From the president’s point of view, there are many ways to “skin the cat,” since he is in a position to set the terms for any future debate. The initiative is in his hands. If the president withdraws the order now, he is always free to re-issue it in a few months’ time when his team is in place, but with some revisions in the new order to justify the claim that it differs from the previous one. A few ill-conceived elements of the original order can be screened out in a revised order. If the president’s legal advisors are clever, they may arrange to have a challenge filed in a friendly judicial venue to uphold the order before opponents can file their claims in their own venues. With a conflict in the lower courts—one in favor and one against—opponents would lose some of the leverage they now claim due to “home cooking” in the Ninth Circuit. In addition, due to those conflicts, cases would move quickly through the Circuit Courts to the U.S. Supreme Court for ultimate resolution, but then (with a new justice in place) with a decent possibility that the presidential claims will be withheld.
At the same time, there may be other avenues, more quiet and less controversial, toward the same ends.

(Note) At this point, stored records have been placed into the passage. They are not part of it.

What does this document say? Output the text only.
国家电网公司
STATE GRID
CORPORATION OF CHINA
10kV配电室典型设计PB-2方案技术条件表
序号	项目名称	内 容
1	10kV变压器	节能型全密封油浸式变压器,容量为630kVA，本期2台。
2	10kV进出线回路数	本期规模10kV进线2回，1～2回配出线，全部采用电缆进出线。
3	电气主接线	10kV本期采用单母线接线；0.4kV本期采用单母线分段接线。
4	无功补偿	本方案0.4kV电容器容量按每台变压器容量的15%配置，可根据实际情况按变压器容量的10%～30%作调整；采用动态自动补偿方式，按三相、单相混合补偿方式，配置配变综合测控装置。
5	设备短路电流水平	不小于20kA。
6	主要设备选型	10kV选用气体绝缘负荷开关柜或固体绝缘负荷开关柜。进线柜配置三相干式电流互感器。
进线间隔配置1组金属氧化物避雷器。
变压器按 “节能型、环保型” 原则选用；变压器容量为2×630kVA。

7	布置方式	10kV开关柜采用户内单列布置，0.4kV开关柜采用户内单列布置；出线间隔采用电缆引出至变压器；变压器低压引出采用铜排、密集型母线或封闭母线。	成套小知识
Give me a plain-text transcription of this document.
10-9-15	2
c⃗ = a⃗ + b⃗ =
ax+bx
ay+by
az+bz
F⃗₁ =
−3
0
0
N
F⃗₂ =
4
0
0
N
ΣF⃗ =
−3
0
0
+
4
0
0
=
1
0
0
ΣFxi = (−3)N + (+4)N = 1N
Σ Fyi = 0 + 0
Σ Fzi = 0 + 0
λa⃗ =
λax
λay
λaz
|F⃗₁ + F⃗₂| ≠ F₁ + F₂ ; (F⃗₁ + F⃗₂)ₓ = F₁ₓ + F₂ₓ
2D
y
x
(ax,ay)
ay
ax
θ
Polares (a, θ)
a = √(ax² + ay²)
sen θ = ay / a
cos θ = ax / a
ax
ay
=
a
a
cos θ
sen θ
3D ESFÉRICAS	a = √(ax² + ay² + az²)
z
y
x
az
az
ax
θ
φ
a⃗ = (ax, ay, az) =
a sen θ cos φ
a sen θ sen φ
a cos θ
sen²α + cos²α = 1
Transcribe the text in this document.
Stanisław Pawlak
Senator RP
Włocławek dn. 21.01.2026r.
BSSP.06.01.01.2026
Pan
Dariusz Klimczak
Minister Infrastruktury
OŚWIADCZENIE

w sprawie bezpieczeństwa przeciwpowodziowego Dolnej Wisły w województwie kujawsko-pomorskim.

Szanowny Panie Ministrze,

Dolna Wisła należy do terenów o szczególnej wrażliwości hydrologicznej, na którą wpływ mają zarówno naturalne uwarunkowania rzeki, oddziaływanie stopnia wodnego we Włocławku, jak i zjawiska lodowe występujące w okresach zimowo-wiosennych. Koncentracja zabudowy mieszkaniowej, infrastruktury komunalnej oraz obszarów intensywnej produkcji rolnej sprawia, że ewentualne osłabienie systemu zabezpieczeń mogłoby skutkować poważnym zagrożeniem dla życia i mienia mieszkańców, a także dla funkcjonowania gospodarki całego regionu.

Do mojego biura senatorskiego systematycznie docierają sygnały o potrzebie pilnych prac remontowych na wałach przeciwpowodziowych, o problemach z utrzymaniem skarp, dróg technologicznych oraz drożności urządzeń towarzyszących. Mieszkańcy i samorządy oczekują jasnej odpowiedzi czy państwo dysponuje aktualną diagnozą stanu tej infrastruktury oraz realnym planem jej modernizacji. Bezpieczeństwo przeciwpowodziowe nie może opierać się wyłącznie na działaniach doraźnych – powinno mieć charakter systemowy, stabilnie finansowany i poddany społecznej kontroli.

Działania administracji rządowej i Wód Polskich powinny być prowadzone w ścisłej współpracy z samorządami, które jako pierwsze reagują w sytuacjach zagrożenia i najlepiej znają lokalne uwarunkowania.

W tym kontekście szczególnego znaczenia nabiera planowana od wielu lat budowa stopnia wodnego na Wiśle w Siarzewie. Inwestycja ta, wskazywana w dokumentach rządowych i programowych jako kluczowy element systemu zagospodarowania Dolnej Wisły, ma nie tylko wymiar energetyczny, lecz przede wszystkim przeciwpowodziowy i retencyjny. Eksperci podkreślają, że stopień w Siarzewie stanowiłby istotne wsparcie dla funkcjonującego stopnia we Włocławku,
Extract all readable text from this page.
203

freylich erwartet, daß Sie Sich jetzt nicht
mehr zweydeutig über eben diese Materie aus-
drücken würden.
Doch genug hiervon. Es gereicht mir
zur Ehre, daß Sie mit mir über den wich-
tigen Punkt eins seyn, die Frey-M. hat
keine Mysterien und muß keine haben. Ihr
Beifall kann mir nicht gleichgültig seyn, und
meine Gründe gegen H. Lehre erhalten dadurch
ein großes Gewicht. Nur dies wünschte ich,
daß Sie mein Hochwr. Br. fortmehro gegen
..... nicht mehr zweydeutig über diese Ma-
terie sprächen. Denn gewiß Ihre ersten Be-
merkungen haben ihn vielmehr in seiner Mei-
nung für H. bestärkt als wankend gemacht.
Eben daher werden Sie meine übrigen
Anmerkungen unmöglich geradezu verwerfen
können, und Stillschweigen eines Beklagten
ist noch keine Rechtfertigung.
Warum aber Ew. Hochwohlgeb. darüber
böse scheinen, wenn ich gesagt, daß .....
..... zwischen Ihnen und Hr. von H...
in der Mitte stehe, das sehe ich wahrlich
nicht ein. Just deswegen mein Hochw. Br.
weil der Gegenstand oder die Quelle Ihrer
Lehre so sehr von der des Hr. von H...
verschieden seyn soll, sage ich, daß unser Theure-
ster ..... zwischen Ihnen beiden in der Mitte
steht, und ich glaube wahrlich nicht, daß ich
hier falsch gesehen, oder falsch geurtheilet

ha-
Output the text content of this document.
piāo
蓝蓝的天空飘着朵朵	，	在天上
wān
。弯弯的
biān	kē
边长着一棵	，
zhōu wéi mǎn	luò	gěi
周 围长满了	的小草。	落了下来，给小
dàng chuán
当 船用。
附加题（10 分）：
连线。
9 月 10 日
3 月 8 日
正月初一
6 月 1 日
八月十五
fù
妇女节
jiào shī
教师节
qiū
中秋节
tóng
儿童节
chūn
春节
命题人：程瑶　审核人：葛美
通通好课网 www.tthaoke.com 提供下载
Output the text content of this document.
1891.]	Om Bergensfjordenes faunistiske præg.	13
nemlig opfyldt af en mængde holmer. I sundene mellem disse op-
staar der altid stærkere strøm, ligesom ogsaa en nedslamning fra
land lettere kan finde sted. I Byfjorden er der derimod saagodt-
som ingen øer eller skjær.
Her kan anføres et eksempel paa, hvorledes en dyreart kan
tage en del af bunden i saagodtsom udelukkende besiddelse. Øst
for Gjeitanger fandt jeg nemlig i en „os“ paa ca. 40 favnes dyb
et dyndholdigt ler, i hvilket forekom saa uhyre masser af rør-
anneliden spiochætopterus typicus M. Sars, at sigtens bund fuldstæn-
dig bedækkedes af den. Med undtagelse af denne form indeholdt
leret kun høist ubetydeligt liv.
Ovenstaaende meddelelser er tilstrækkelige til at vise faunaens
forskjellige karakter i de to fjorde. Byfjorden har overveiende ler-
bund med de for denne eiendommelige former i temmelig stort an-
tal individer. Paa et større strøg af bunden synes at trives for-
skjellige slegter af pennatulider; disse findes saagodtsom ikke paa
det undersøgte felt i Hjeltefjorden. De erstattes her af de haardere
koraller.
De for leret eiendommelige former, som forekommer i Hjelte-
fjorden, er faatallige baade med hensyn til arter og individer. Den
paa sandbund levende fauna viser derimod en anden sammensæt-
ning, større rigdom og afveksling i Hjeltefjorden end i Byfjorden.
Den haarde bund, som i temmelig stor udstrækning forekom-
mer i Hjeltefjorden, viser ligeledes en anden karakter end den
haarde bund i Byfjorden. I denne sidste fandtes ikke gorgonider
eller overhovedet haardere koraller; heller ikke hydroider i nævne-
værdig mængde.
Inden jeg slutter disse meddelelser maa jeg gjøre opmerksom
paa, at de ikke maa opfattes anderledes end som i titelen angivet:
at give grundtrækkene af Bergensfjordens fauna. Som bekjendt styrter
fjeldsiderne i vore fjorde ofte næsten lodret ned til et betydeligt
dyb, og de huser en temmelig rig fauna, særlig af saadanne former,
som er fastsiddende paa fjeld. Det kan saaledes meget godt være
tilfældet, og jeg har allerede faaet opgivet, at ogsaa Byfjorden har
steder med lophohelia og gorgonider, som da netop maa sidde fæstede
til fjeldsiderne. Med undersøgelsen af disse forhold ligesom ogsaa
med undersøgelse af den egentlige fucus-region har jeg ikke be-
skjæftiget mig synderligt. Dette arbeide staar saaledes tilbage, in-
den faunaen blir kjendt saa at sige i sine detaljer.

The president, using his authority as head of the executive branch, might direct the Secretary of State to ask U.S. embassies in certain countries to impose “extreme vetting” on applicants for travel to the United States, such that very few visas are actually approved. Directives of this kind are within the discretion of the executive branch and are not all that easy to challenge in the courts. Such an approach would not be a “ban” on travel or even a “pause,” but it would very much look like one in terms of actual outcomes, at least temporarily, which was the point of the order in the first place.
Finally, due partly to the intervention of the courts, it might be to the president’s advantage to work with the Republican Congress, and especially with Speaker Paul Ryan, to cut some of the funds available for some classes of refugees and foreign admissions, and to move forward with Sen. Tom Cotton’s bill limiting immigration levels in the future. This approach would be preferable to the executive order because it would deal with the problems identified by the president in a more durable way, which would likely appear more legitimate and would be less subject to judicial scrutiny. A new budget would impose structural limitations on some foreign admissions into the country that, as a practical matter, would be difficult to undo in the courts. If the funds are not available, those who do not have a right to enter the United States cannot be vetted and admitted—in which case the limits would be a result of a budget problem, and could not be presented as a “bias” problem subject to reversal in the courts on the basis of either the Constitution or the 1965 Immigration Act.
This controversy is going badly for the president because the game is rigged against him. A narrow order dealing temporarily with refugees, travelers, and would-be immigrants from seven carefully designated countries is being portrayed falsely as an open-ended attack on immigration, immigrants, and the open-door traditions of the nation. The judges think they are acting in the hero’s role by checking the president’s powers and reversing his order. The best way for him to proceed now is to get out of the “jam,” and then prepare to fight again in a few months’ time in a manner and setting of his own choosing.